IMHO that's kind of a red flag. There's a happy path here where it's successful but stays low-maintenance enough that you just work on it in your spare time, or it takes of and gets community support, or you get sponsorships or such. But there's also an option where in a year or two it becomes your job and you decide to monetize by rug-pulling and announce that actually paying the bills is more important than staying 100% open source. Not a dig at you, just something that's happened enough times that I get nervous when people don't have a plan and therefore don't have a plan to avoid the outcome that creates problems for users.
I like the Docker model, for instance: free for companies under 250 employees or $10m/y revenue.
In any case, it will always be open-source.

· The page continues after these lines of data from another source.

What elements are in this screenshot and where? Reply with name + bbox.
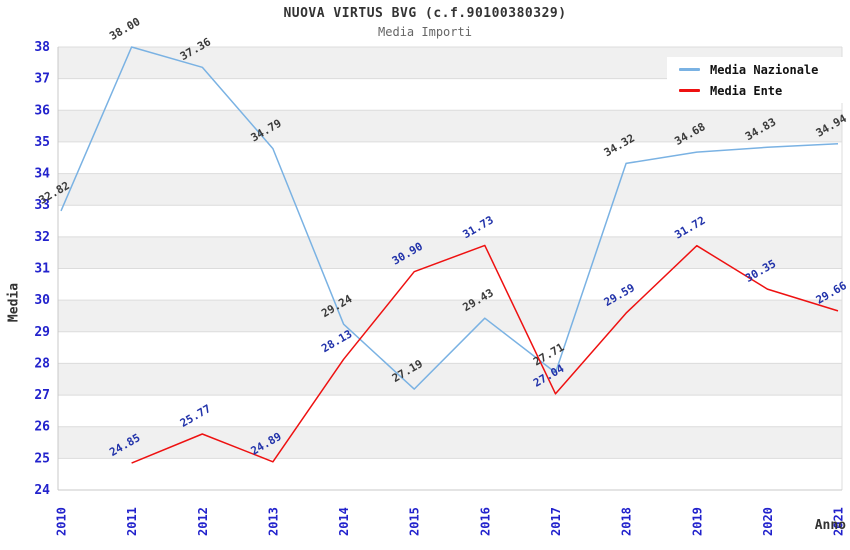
y-axis-label: Media	[6, 282, 22, 323]
point-label: 25.77	[178, 402, 213, 430]
y-tick-label: 36	[34, 103, 50, 118]
x-tick-label: 2016	[478, 507, 492, 536]
y-tick-label: 26	[34, 420, 50, 435]
legend-label-nazionale: Media Nazionale	[710, 62, 819, 77]
y-tick-label: 31	[34, 262, 50, 277]
band-row	[58, 173, 842, 206]
legend-swatch-nazionale	[679, 68, 700, 71]
x-tick-label: 2018	[620, 507, 634, 536]
y-tick-label: 24	[34, 483, 50, 498]
x-axis-label: Anno	[814, 518, 846, 533]
x-tick-label: 2013	[266, 507, 280, 536]
y-tick-label: 27	[34, 388, 50, 403]
band-row	[58, 300, 842, 332]
x-tick-label: 2017	[549, 507, 563, 536]
x-tick-label: 2011	[125, 507, 139, 536]
x-tick-label: 2012	[196, 507, 210, 536]
band-row	[58, 426, 842, 459]
legend-item-media-ente: Media Ente	[667, 84, 850, 98]
x-tick-label: 2014	[337, 507, 351, 536]
series-line-media-nazionale	[60, 46, 839, 390]
y-tick-labels: 24 25 26 27 28 29 30 31 32 33 34 35 36 37 38	[34, 40, 50, 498]
y-tick-label: 28	[34, 356, 50, 371]
band-row	[58, 363, 842, 396]
y-tick-label: 25	[34, 451, 50, 466]
y-tick-label: 34	[34, 167, 50, 182]
x-tick-label: 2019	[690, 507, 704, 536]
y-tick-label: 29	[34, 325, 50, 340]
y-tick-label: 35	[34, 135, 50, 150]
legend-item-media-nazionale: Media Nazionale	[667, 63, 850, 77]
y-tick-label: 30	[34, 293, 50, 308]
x-tick-labels: 2010 2011 2012 2013 2014 2015 2016 2017 2018 2019…	[55, 507, 846, 536]
x-tick-label: 2020	[761, 507, 775, 536]
legend: Media Nazionale Media Ente	[667, 57, 850, 103]
y-tick-label: 33	[34, 198, 50, 213]
y-tick-label: 38	[34, 40, 50, 55]
chart-subtitle: Media Importi	[378, 25, 472, 39]
band-row	[58, 110, 842, 142]
x-tick-label: 2010	[55, 507, 69, 536]
x-tick-label: 2015	[408, 507, 422, 536]
legend-swatch-ente	[679, 89, 700, 92]
y-tick-label: 32	[34, 230, 50, 245]
band-row	[58, 236, 842, 269]
y-tick-label: 37	[34, 72, 50, 87]
chart-title: NUOVA VIRTUS BVG (c.f.90100380329)	[283, 6, 567, 21]
legend-label-ente: Media Ente	[710, 83, 783, 98]
plot-bands	[58, 47, 842, 459]
series-line-media-ente	[131, 244, 839, 464]
x-tick-label: 2021	[832, 507, 846, 536]
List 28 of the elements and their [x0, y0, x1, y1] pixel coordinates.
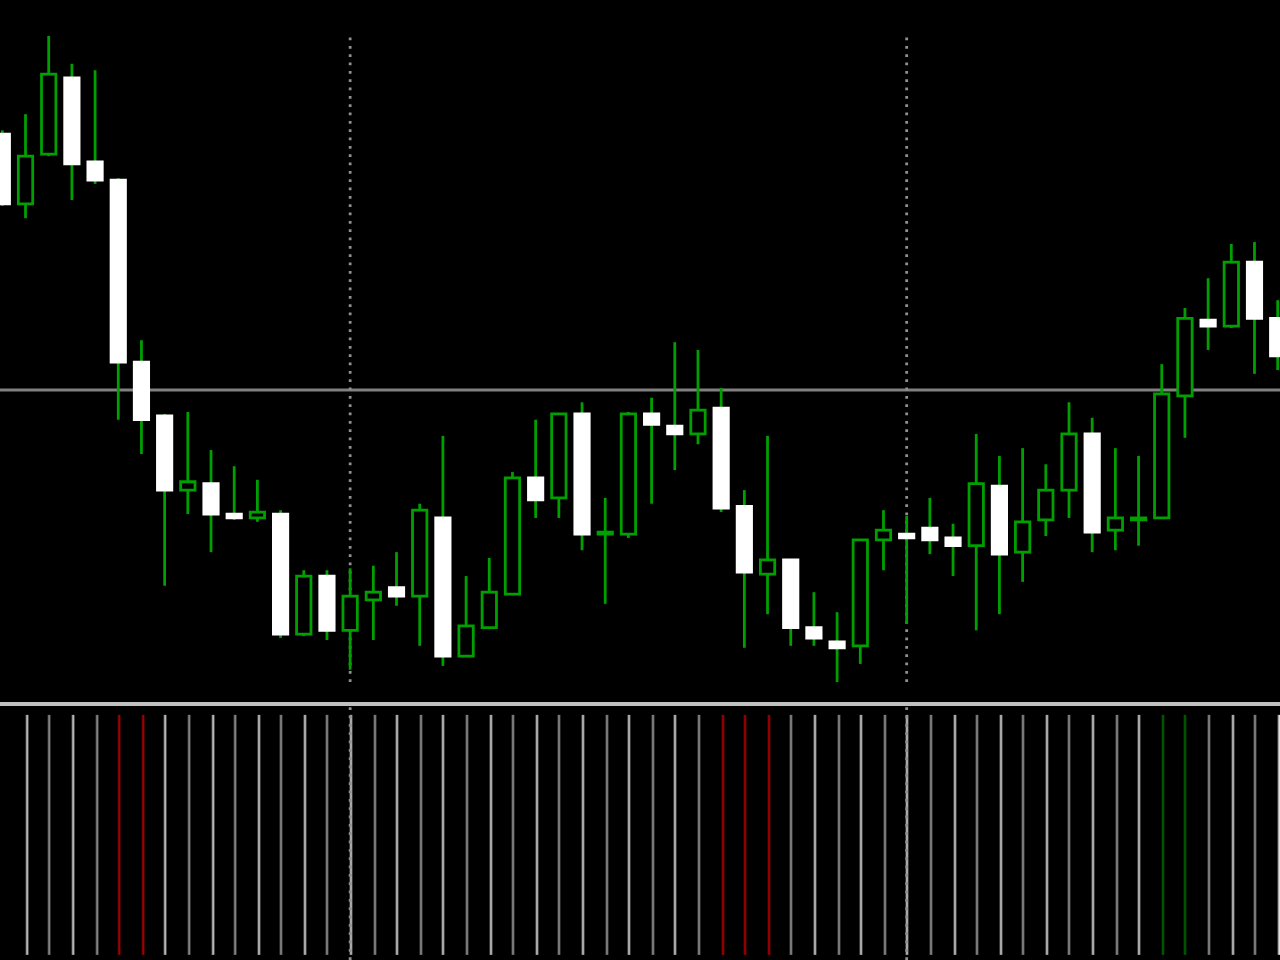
candlestick — [225, 464, 243, 522]
candlestick — [643, 396, 661, 506]
candlestick — [758, 434, 777, 616]
candlestick — [1106, 446, 1124, 552]
candlestick — [86, 68, 104, 186]
candlestick — [921, 496, 939, 556]
candlestick — [527, 418, 545, 520]
candlestick — [689, 348, 707, 446]
candlestick — [457, 574, 475, 658]
candlestick — [828, 610, 846, 682]
candlestick — [1014, 446, 1032, 584]
candlestick — [387, 550, 406, 608]
candlestick — [179, 410, 197, 516]
candlestick — [1129, 454, 1148, 548]
candlestick — [944, 522, 962, 578]
candlestick — [666, 340, 684, 472]
candlestick — [596, 496, 614, 606]
candlestick — [341, 566, 359, 672]
candlestick — [1037, 462, 1055, 538]
candlestick — [1199, 276, 1217, 352]
candlestick — [248, 478, 266, 524]
candlestick — [898, 514, 916, 626]
candlestick — [16, 112, 35, 220]
candlestick — [805, 590, 823, 648]
candlestick — [480, 556, 498, 630]
candlestick — [874, 508, 893, 572]
candlestick — [364, 564, 382, 642]
candlestick — [202, 448, 220, 554]
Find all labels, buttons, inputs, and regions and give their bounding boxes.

Those paid enterprise features wouldn't come from closed-source: they would come from compliance of a particular SaaS-offered infra setup, that anybody else could reproduce. Just like HuggingFace.
For anyone curious:
– Docs: https://docs.katakate.org
- LangChain Agent tutorial: https://docs.katakate.org/guides/langchain-agent
It's getting late where I am, so I'm heading to bed — looking forward to replying to any new comments tomorrow!
Hey, we built coderunner[1] exactly for this purpose. It's completely local. We use apple containers for this (which are 1:1 mapped to a lightweight VM).
1. Coderunner - https://github.com/instavm/coderunner
name: project-build
image: alpine:latest
namespace: default
egress_whitelist:
- "1.1.1.1/32" # Cloudflare DNS
- "8.8.8.8/32" # Google DNS
This is basically a wide-open network policy as far as data exfiltration goes, right?Malicious code just has to resolve <secret>.evil.com and Google/CF will forward that query to evil resolver.
Yes, blocking DNS exfiltration requires DNS filtering at cluster level. This is what will be added with the Cilium integration which is top-3 on the roadmap (top of readme).
DNS resolution is required for basic Kubernetes functionality and hostname resolution within the cluster.
That's said explicitly in several places in the docs: "DNS to CoreDNS allowed"
One thing I could do is make it exposed in config, to allow the user to block all DNS resolutions until Cilium is integrated. LMK if desired!
It lets you narrow the permission scope of an executable using simple command line wrappers.
Yes, but it's not great for it to be an optional config option. Trivially easy to use data exfiltration methods shouldn't be possible at all in a tool like this, let alone enabled by default.
I want to recommend ppl to try this out and not have to tell them about the 5 different options they need to configure in order for it to actually be safe. It ends up defeating the purpose of the tool in my opinion.
Some use cases will require mitmproxy whitelists as well, eg default deny pulling container image except matching the container whitelist.
I'll also add to the roadmap whilelist/deny for container pulling.
Thanks!
gVisor isolates containers by intercepting system calls in a user-space kernel, so it can still be vulnerable to sandbox escape via gVisor bugs, though not directly through Linux kernel exploits (since gVisor doesn’t expose the host kernel to the container).
Katakate also provides more than isolation: it offers orchestration through Kubernetes (K3s)
You could create a gVisor RuntimeClass in Kubernetes to orchestrate gVisor sandboxes, but that would require extra setup.
Our native K8s support and exposition of K8s API also makes it friendly to devops.
Finally, our deploy/infra stack is lean and tightly fits in a single Ansible playbook, which makes it easy to understand and contribute to, letting you rapidly gain full understanding and ownership of the stack.